Today was spent on laundry, grocery shopping, cleaning, changing sheets, and visiting my mother.  She’s not happy with me, either.  Other people have company everyday. Other people get to go out and do things with their family. Other people take their mother out for Sunday brunch.  Ugh….I wish I could be other people!  I need to be more than one person!  I reminded my mom that other people have more than ONE child to do things for them.  Other people’s children may not be trying to raise four kids and work full time.
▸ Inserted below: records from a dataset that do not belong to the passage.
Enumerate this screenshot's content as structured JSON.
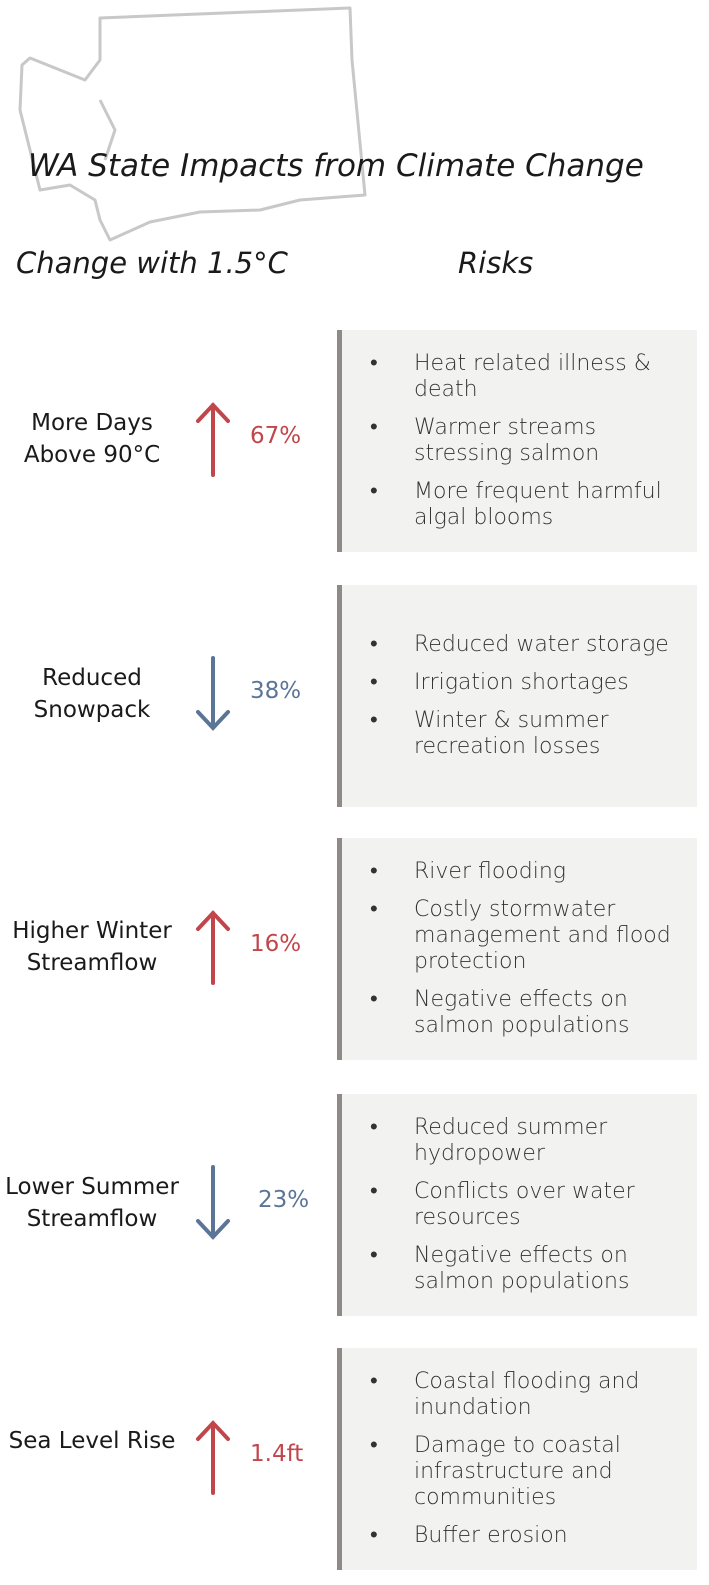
{
  "header": {
    "title": "WA State Impacts from Climate Change",
    "column_left": "Change with 1.5°C",
    "column_right": "Risks"
  },
  "colors": {
    "up": "#c1464b",
    "down": "#5b7597"
  },
  "rows": [
    {
      "label": "More Days Above 90°C",
      "direction": "up",
      "value": "67%",
      "risks": [
        "Heat related illness & death",
        "Warmer streams stressing salmon",
        "More frequent harmful algal blooms"
      ]
    },
    {
      "label": "Reduced Snowpack",
      "direction": "down",
      "value": "38%",
      "risks": [
        "Reduced water storage",
        "Irrigation shortages",
        "Winter & summer recreation losses"
      ]
    },
    {
      "label": "Higher Winter Streamflow",
      "direction": "up",
      "value": "16%",
      "risks": [
        "River flooding",
        "Costly stormwater management and flood protection",
        "Negative effects on salmon populations"
      ]
    },
    {
      "label": "Lower Summer Streamflow",
      "direction": "down",
      "value": "23%",
      "risks": [
        "Reduced summer hydropower",
        "Conflicts over water resources",
        "Negative effects on salmon populations"
      ]
    },
    {
      "label": "Sea Level Rise",
      "direction": "up",
      "value": "1.4ft",
      "risks": [
        "Coastal flooding and inundation",
        "Damage to coastal infrastructure and communities",
        "Buffer erosion"
      ]
    }
  ]
}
One bit of good news, but it is overwhelming me at the present moment.  Andrew was accepted into the school in Chicago.  Now we have to find a place for him to live by September 1.  I’m so excited for him, but I have no idea how to begin looking for an apartment from 190 miles away.  I don’t know the first damn step to take.  I feel like a helpless hillbilly.  To top it all off, T isn’t being very helpful with this, either.  I will probably have to take some time off from work later this week and head to the city with Andrew.

Lola and Emily start back to school on Tuesday.  They have asked if I’m going to take the “first day” off work so I can take Lola to class and hear all about their days when they come home that afternoon.  Impossible, but I am going to try to sneak of couple of hours in the morning so that I can take Lola to Third Grade.

Luke wonders when I can take him shopping to buy what he needs to go back to school in Milwaukee.  He returns on August 26.  Wonder how he’s going to get back to school???

Tomorrow I have a board meeting.  Tuesday I  am speaking at Kiwanis during my lunch hour and at City Council in the evening.

I need a haircut.

I’m worn out and unhappy.  I wish I had a clone and the real me could crawl into bed and pull the covers up over my head.